Moments of clarity and inspiration feel wonderful! They’re motivating and offer a sense of direction and purpose. Those moments provide the goals we set for ourselves, and when we achieve our goals (or discover new paths), we have a way to measure how far we’ve come and how much we’ve grown. Setting goals is natural. It’s inevitable. New Year’s resolutions. Bottom lines. If the only way we can go is forward, then dreams and intentions are like the magnetic poles that guide our compasses.
How do you ignore the different life forces, though? The frictions, oppositions, and distractions that slow you down? How do you maintain the sense of urgency that initially impelled you to act?
Tuesday night I watched the Colorado Avalanche lose an ugly game to the Edmonton Oilers. The Avs were shut out 4-0 at home. While my brother and I were watching the game, he verbalized an observation I’ve also had several times: it seems as though the Avs play to the level that they expect of their opponents instead of playing consistently skillfully in their own right. The Avalanche team that was on the ice Tuesday night had neither the spark nor speed it possessed against more formidable opponents last week.
When the Avs lost in Detroit last Tuesday and in Chicago last Wednesday, it wasn’t for lack of effort. Those games were full of explosive plays up and down the ice. There’s a long-standing rivalry between Colorado and Detroit that heightened each player’s performance, but ultimately it was the Red Wings who came out with the W. The Avs, however, did not let that loss discourage them when they played the hottest team in the NHL the next night. They battled and even held the lead for a while before losing again.
Two nights later, the Avalanche had a rematch against the Blackhawks in Denver.
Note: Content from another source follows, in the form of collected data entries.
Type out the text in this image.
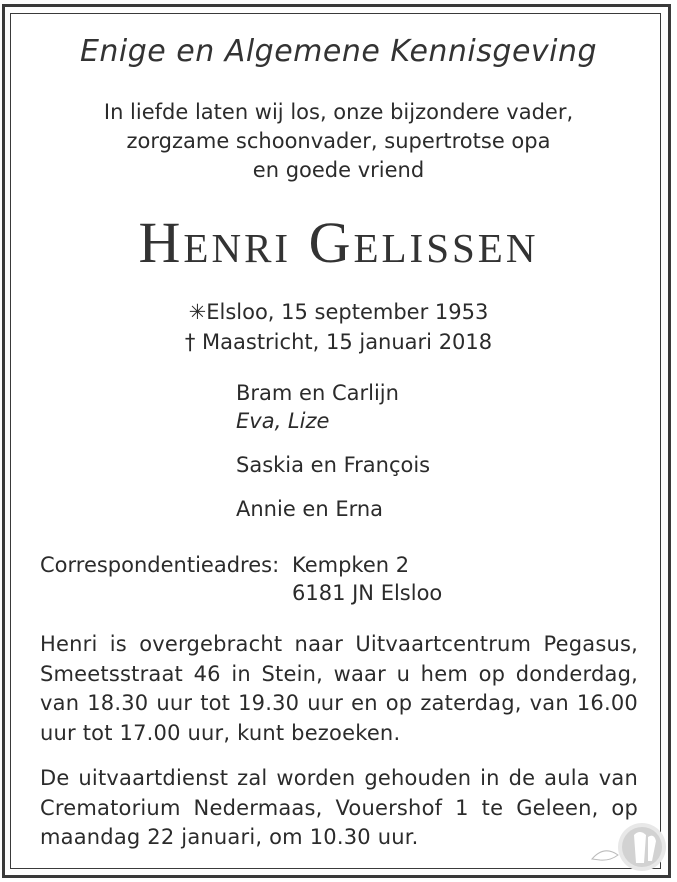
Enige en Algemene Kennisgeving
In liefde laten wij los, onze bijzondere vader,
zorgzame schoonvader, supertrotse opa
en goede vriend
Henri Gelissen
✳Elsloo, 15 september 1953
† Maastricht, 15 januari 2018
Bram en Carlijn
Eva, Lize
Saskia en François
Annie en Erna
Correspondentieadres: Kempken 2
6181 JN Elsloo
Henri is overgebracht naar Uitvaartcentrum Pegasus, Smeetsstraat 46 in Stein, waar u hem op donderdag, van 18.30 uur tot 19.30 uur en op zaterdag, van 16.00 uur tot 17.00 uur, kunt bezoeken.
De uitvaartdienst zal worden gehouden in de aula van Crematorium Nedermaas, Vouershof 1 te Geleen, op maandag 22 januari, om 10.30 uur.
They still did not let the frustrations of the games from earlier in the week get to them. Rather they stayed committed to playing good hockey and finally annihilated the best team in the league 6-2 and handed Chicago their first regulation loss of the season.
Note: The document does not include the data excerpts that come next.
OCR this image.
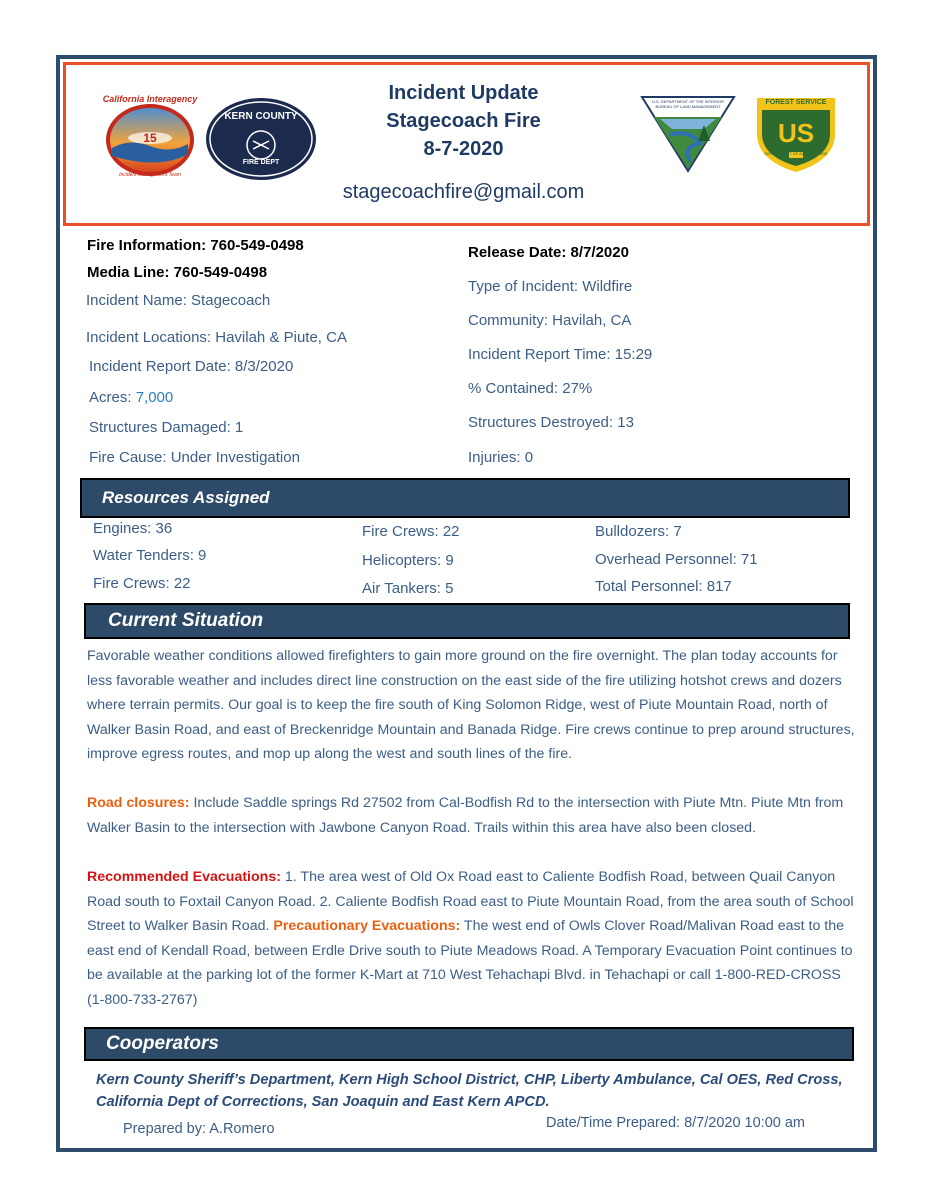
Incident Update
Stagecoach Fire
8-7-2020
stagecoachfire@gmail.com
15
California Interagency
Incident Management Team
KERN COUNTY
FIRE DEPT
U.S. DEPARTMENT OF THE INTERIOR BUREAU OF LAND MANAGEMENT
FOREST SERVICE
US
DEPARTMENT OF AGRICULTURE
Fire Information: 760-549-0498
Media Line: 760-549-0498
Incident Name: Stagecoach
Incident Locations: Havilah & Piute, CA
Incident Report Date: 8/3/2020
Acres: 7,000
Structures Damaged: 1
Fire Cause: Under Investigation
Release Date: 8/7/2020
Type of Incident: Wildfire
Community: Havilah, CA
Incident Report Time: 15:29
% Contained: 27%
Structures Destroyed: 13
Injuries: 0
Resources Assigned
Engines: 36
Water Tenders: 9
Fire Crews: 22
Fire Crews: 22
Helicopters: 9
Air Tankers: 5
Bulldozers: 7
Overhead Personnel: 71
Total Personnel: 817
Current Situation

Favorable weather conditions allowed firefighters to gain more ground on the fire overnight. The plan today accounts for less favorable weather and includes direct line construction on the east side of the fire utilizing hotshot crews and dozers where terrain permits. Our goal is to keep the fire south of King Solomon Ridge, west of Piute Mountain Road, north of Walker Basin Road, and east of Breckenridge Mountain and Banada Ridge. Fire crews continue to prep around structures, improve egress routes, and mop up along the west and south lines of the fire.

Road closures: Include Saddle springs Rd 27502 from Cal-Bodfish Rd to the intersection with Piute Mtn. Piute Mtn from Walker Basin to the intersection with Jawbone Canyon Road. Trails within this area have also been closed.

Recommended Evacuations: 1. The area west of Old Ox Road east to Caliente Bodfish Road, between Quail Canyon Road south to Foxtail Canyon Road. 2. Caliente Bodfish Road east to Piute Mountain Road, from the area south of School Street to Walker Basin Road. Precautionary Evacuations: The west end of Owls Clover Road/Malivan Road east to the east end of Kendall Road, between Erdle Drive south to Piute Meadows Road. A Temporary Evacuation Point continues to be available at the parking lot of the former K-Mart at 710 West Tehachapi Blvd. in Tehachapi or call 1-800-RED-CROSS (1-800-733-2767)

Cooperators

Kern County Sheriff’s Department, Kern High School District, CHP, Liberty Ambulance, Cal OES, Red Cross, California Dept of Corrections, San Joaquin and East Kern APCD.

Prepared by: A.Romero	Date/Time Prepared: 8/7/2020 10:00 am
The Avs won again on Sunday night in dramatic fashion when Matt Duchene scored a goal with less than half a second remaining in the overtime period. The San Jose Sharks had beaten the Avs in their first two meetings of the season (both in San Jose), but Colorado closed out the series between the two teams with a win at home. But instead of using the wins against Chicago and San Jose to build momentum and confidence in their abilities as a team (individually there is so much damn talent!), the Avalanche diminished their level of play against an inferior team that, at the time of writing this, only leads the Avs by one point in the playoff race; with that loss the Avalanche are now dead last in the Western Conference.
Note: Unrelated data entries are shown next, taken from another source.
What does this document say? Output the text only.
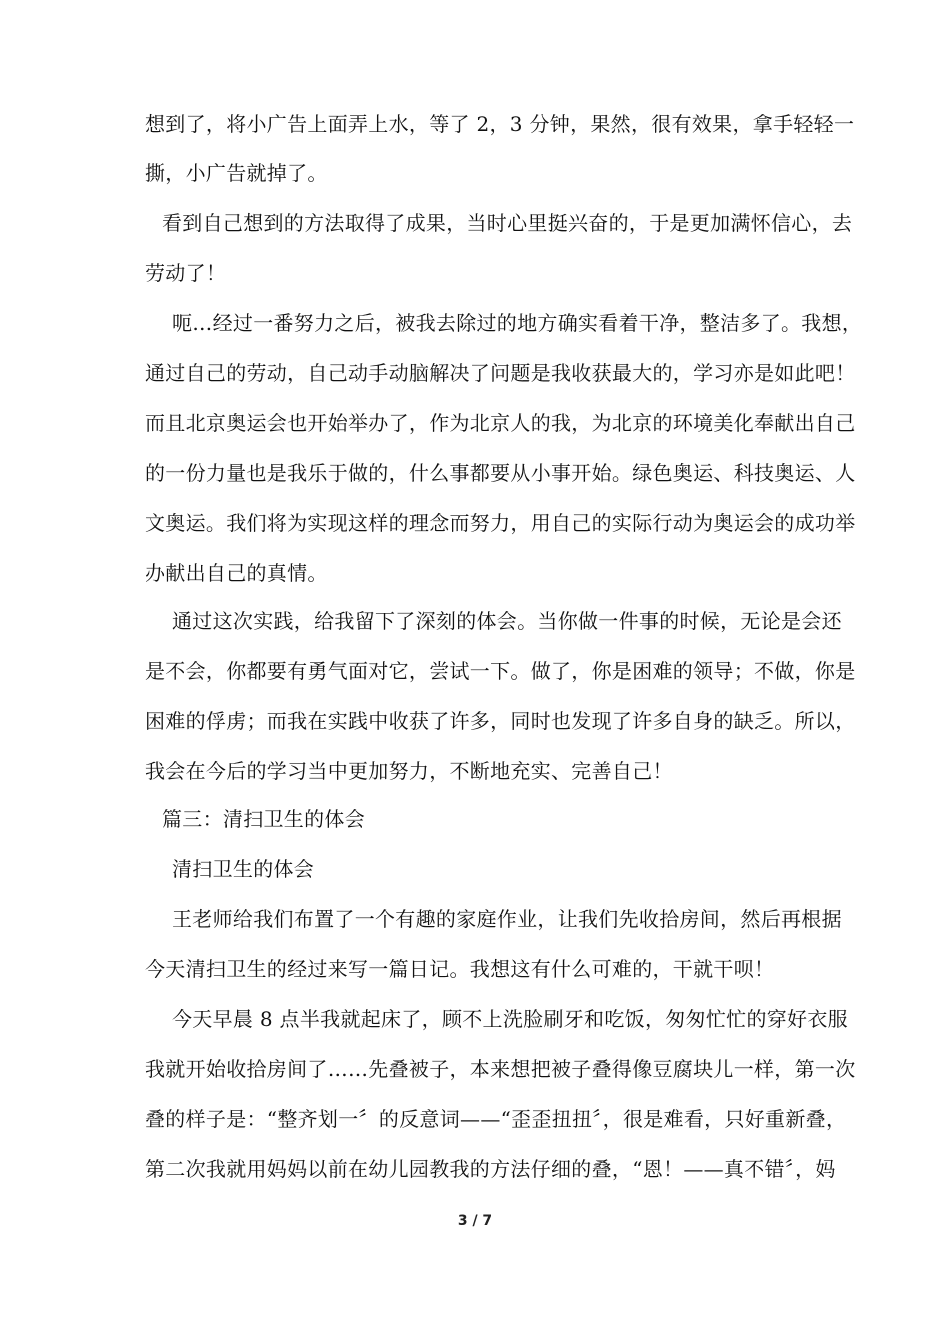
想到了，将小广告上面弄上水，等了 2，3 分钟，果然，很有效果，拿手轻轻一
撕，小广告就掉了。
看到自己想到的方法取得了成果，当时心里挺兴奋的，于是更加满怀信心，去
劳动了！
呃…经过一番努力之后，被我去除过的地方确实看着干净，整洁多了。我想，
通过自己的劳动，自己动手动脑解决了问题是我收获最大的，学习亦是如此吧！
而且北京奥运会也开始举办了，作为北京人的我，为北京的环境美化奉献出自己
的一份力量也是我乐于做的，什么事都要从小事开始。绿色奥运、科技奥运、人
文奥运。我们将为实现这样的理念而努力，用自己的实际行动为奥运会的成功举
办献出自己的真情。
通过这次实践，给我留下了深刻的体会。当你做一件事的时候，无论是会还
是不会，你都要有勇气面对它，尝试一下。做了，你是困难的领导；不做，你是
困难的俘虏；而我在实践中收获了许多，同时也发现了许多自身的缺乏。所以，
我会在今后的学习当中更加努力，不断地充实、完善自己！
篇三：清扫卫生的体会
清扫卫生的体会
王老师给我们布置了一个有趣的家庭作业，让我们先收拾房间，然后再根据
今天清扫卫生的经过来写一篇日记。我想这有什么可难的，干就干呗！
今天早晨 8 点半我就起床了，顾不上洗脸刷牙和吃饭，匆匆忙忙的穿好衣服
我就开始收拾房间了……先叠被子，本来想把被子叠得像豆腐块儿一样，第一次
叠的样子是：“整齐划一〞的反意词——“歪歪扭扭〞，很是难看，只好重新叠，
第二次我就用妈妈以前在幼儿园教我的方法仔细的叠，“恩！——真不错〞，妈
3 / 7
What separates mediocrity from greatness? How were the Chicago Blackhawks able to go 24 games without losing in regulation while the Colorado Avalanche struggle to string more than two wins together at a time? What sparks a sense of urgency in the first place, and then how do you sustain and stoke the flame into something lasting and meaningful? People are all made with the same basic stuff. Water. Bones and flesh. We require the same air for survival. But our desires and motivations and confidence levels and strategies for execution are so different. While this keeps the world interesting and colorful and inspiring, etc., I am in awe of that intangible factor that allows one person to stave off the frustrations that would knock another person on his behind.
How does one develop the kind of steely determination that conquers doubt and discouragement? Where does one find the steadfastness to follow through on a project with the same zeal with which she started? What is the magical measure of passion that makes all of those outside forces irrelevant?